4.8 Undesirable effects
Adverse reactions to OPTISON are rare and usually of a non-serious nature. In general, the administration of human albumin has been associated with transient altered taste, nausea, flushing, rash, headache, vomiting, chills and fever. Anaphylactic reactions have been associated with the administration of human albumin products. The reported adverse events following the use of OPTISON in Phase III human clinical studies have been mild to moderate with subsequent full recovery.
In clinical trials with OPTISON, undesirable effects were reported as adverse events with the following frequencies given in the table below: very common (>1/10); common (>1/100 to <1/10); uncommon (>1/1,000 to <1/100); rare (>1/10,000 to <1/1,000); very rare (<1/10,000); not known (cannot be estimated from the available data). Within each frequency grouping, undesirable effects are presented in order of decreasing seriousness.
System Organ Class |
Frequency
Blood and lymphatic system disorders
Eosinophilia
Uncommon
Nervous system disorders
Dysgeusia (altered taste), headache
Tinnitus, dizziness, paraesthesia
Common
Rare
Eye disorders
Visual disturbances
Not known*
Cardiac disorders
Ventricular tachycardia
Rare
Respiratory, thoracic and mediastinal disorders
Dyspnoea
Uncommon
Vascular disorders
Flushing
Common
Gastrointestinal disorders | Nausea | Common |
General disorders and administration site conditions | Warm sensation Chest pain | Common Uncommon |
Immune system disorders | Allergic type symptoms (e.g. anaphylactoid reaction or -shock, face oedema, urticaria) | Not known |
Reactions for which no frequency rate can be provided due to lack of clinical trial data have been classified as “Not known”.

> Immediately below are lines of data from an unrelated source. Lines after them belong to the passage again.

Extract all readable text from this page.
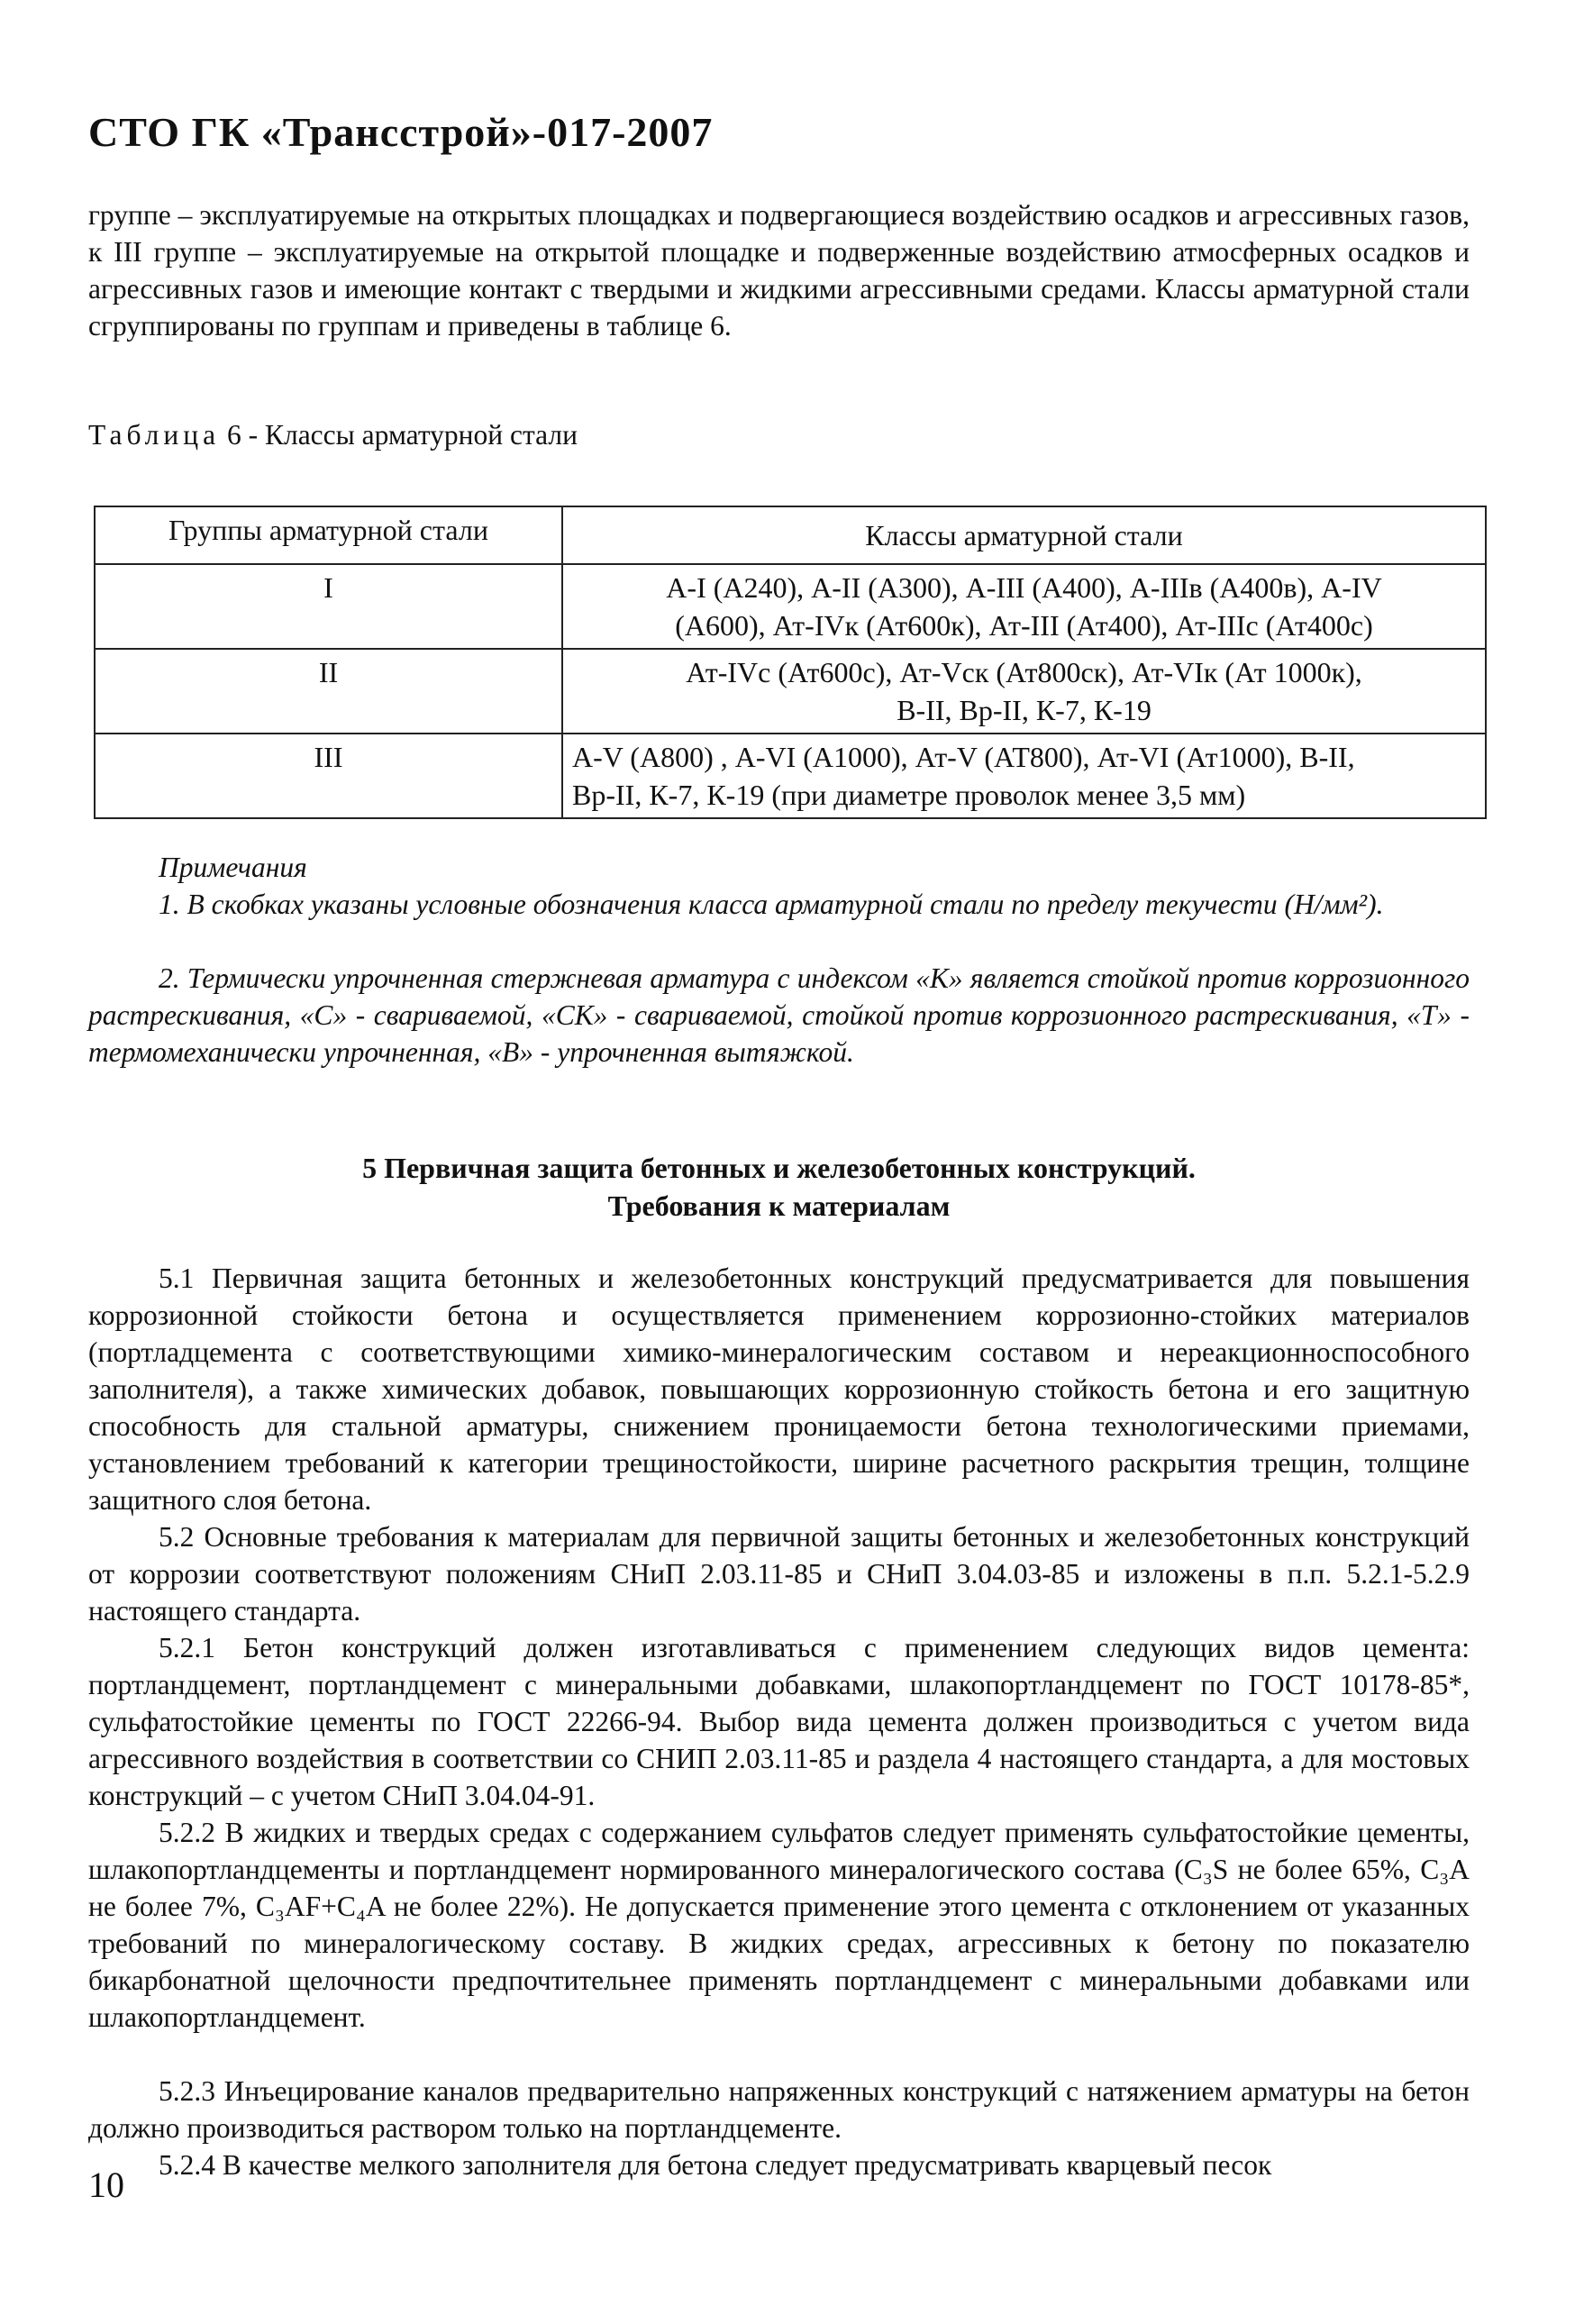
СТО ГК «Трансстрой»-017-2007

группе – эксплуатируемые на открытых площадках и подвергающиеся воздействию осадков и агрессивных газов, к III группе – эксплуатируемые на открытой площадке и подверженные воздействию атмосферных осадков и агрессивных газов и имеющие контакт с твердыми и жидкими агрессивными средами. Классы арматурной стали сгруппированы по группам и приведены в таблице 6.

Таблица 6 - Классы арматурной стали
Группы арматурной стали	Классы арматурной стали
I	А-I (А240), А-II (А300), А-III (А400), А-IIIв (А400в), А-IV
(А600), Ат-IVк (Ат600к), Ат-III (Ат400), Ат-IIIс (Ат400с)

II	Ат-IVс (Ат600с), Ат-Vск (Ат800ск), Ат-VIк (Ат 1000к),
В-II, Вр-II, К-7, К-19

III	А-V (А800) , А-VI (А1000), Ат-V (АТ800), Ат-VI (Ат1000), В-II,
Вр-II, К-7, К-19 (при диаметре проволок менее 3,5 мм)

Примечания

1. В скобках указаны условные обозначения класса арматурной стали по пределу текучести (Н/мм²).

2. Термически упрочненная стержневая арматура с индексом «К» является стойкой против коррозионного растрескивания, «С» - свариваемой, «СК» - свариваемой, стойкой против коррозионного растрескивания, «Т» - термомеханически упрочненная, «В» - упрочненная вытяжкой.

5 Первичная защита бетонных и железобетонных конструкций.
Требования к материалам

5.1 Первичная защита бетонных и железобетонных конструкций предусматривается для повышения коррозионной стойкости бетона и осуществляется применением коррозионно-стойких материалов (портладцемента с соответствующими химико-минералогическим составом и нереакционноспособного заполнителя), а также химических добавок, повышающих коррозионную стойкость бетона и его защитную способность для стальной арматуры, снижением проницаемости бетона технологическими приемами, установлением требований к категории трещиностойкости, ширине расчетного раскрытия трещин, толщине защитного слоя бетона.

5.2 Основные требования к материалам для первичной защиты бетонных и железобетонных конструкций от коррозии соответствуют положениям СНиП 2.03.11-85 и СНиП 3.04.03-85 и изложены в п.п. 5.2.1-5.2.9 настоящего стандарта.

5.2.1 Бетон конструкций должен изготавливаться с применением следующих видов цемента: портландцемент, портландцемент с минеральными добавками, шлакопортландцемент по ГОСТ 10178-85*, сульфатостойкие цементы по ГОСТ 22266-94. Выбор вида цемента должен производиться с учетом вида агрессивного воздействия в соответствии со СНИП 2.03.11-85 и раздела 4 настоящего стандарта, а для мостовых конструкций – с учетом СНиП 3.04.04-91.

5.2.2 В жидких и твердых средах с содержанием сульфатов следует применять сульфатостойкие цементы, шлакопортландцементы и портландцемент нормированного минералогического состава (C₃S не более 65%, C₃A не более 7%, C₃AF+C₄A не более 22%). Не допускается применение этого цемента с отклонением от указанных требований по минералогическому составу. В жидких средах, агрессивных к бетону по показателю бикарбонатной щелочности предпочтительнее применять портландцемент с минеральными добавками или шлакопортландцемент.

5.2.3 Инъецирование каналов предварительно напряженных конструкций с натяжением арматуры на бетон должно производиться раствором только на портландцементе.

5.2.4 В качестве мелкого заполнителя для бетона следует предусматривать кварцевый песок

10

Reporting of suspected adverse reactions
Reporting suspected adverse reactions after authorisation of the medicinal product is important. It allows continued monitoring of the benefit/risk balance of the medicinal product. Healthcare professionals are asked to report any suspected adverse reactions via the national reporting system listed in Appendix V.
4.9 Overdose
No case of overdose has been reported.
In the Phase I trial, healthy volunteers have received up to 44.0 ml of OPTISON and experienced no significant adverse events.
5. PHARMACOLOGICAL PROPERTIES5.1 Pharmacodynamic properties
Pharmacotherapeutic group: Ultrasound contrast medium, ATC Code: V08D A01
When used in conjunction with diagnostic ultrasound, OPTISON provides opacification of cardiac chambers, improvement in delineation of endocardial borders, enhancement of the Doppler signal, and visualisation of wall motion and blood flow within the heart.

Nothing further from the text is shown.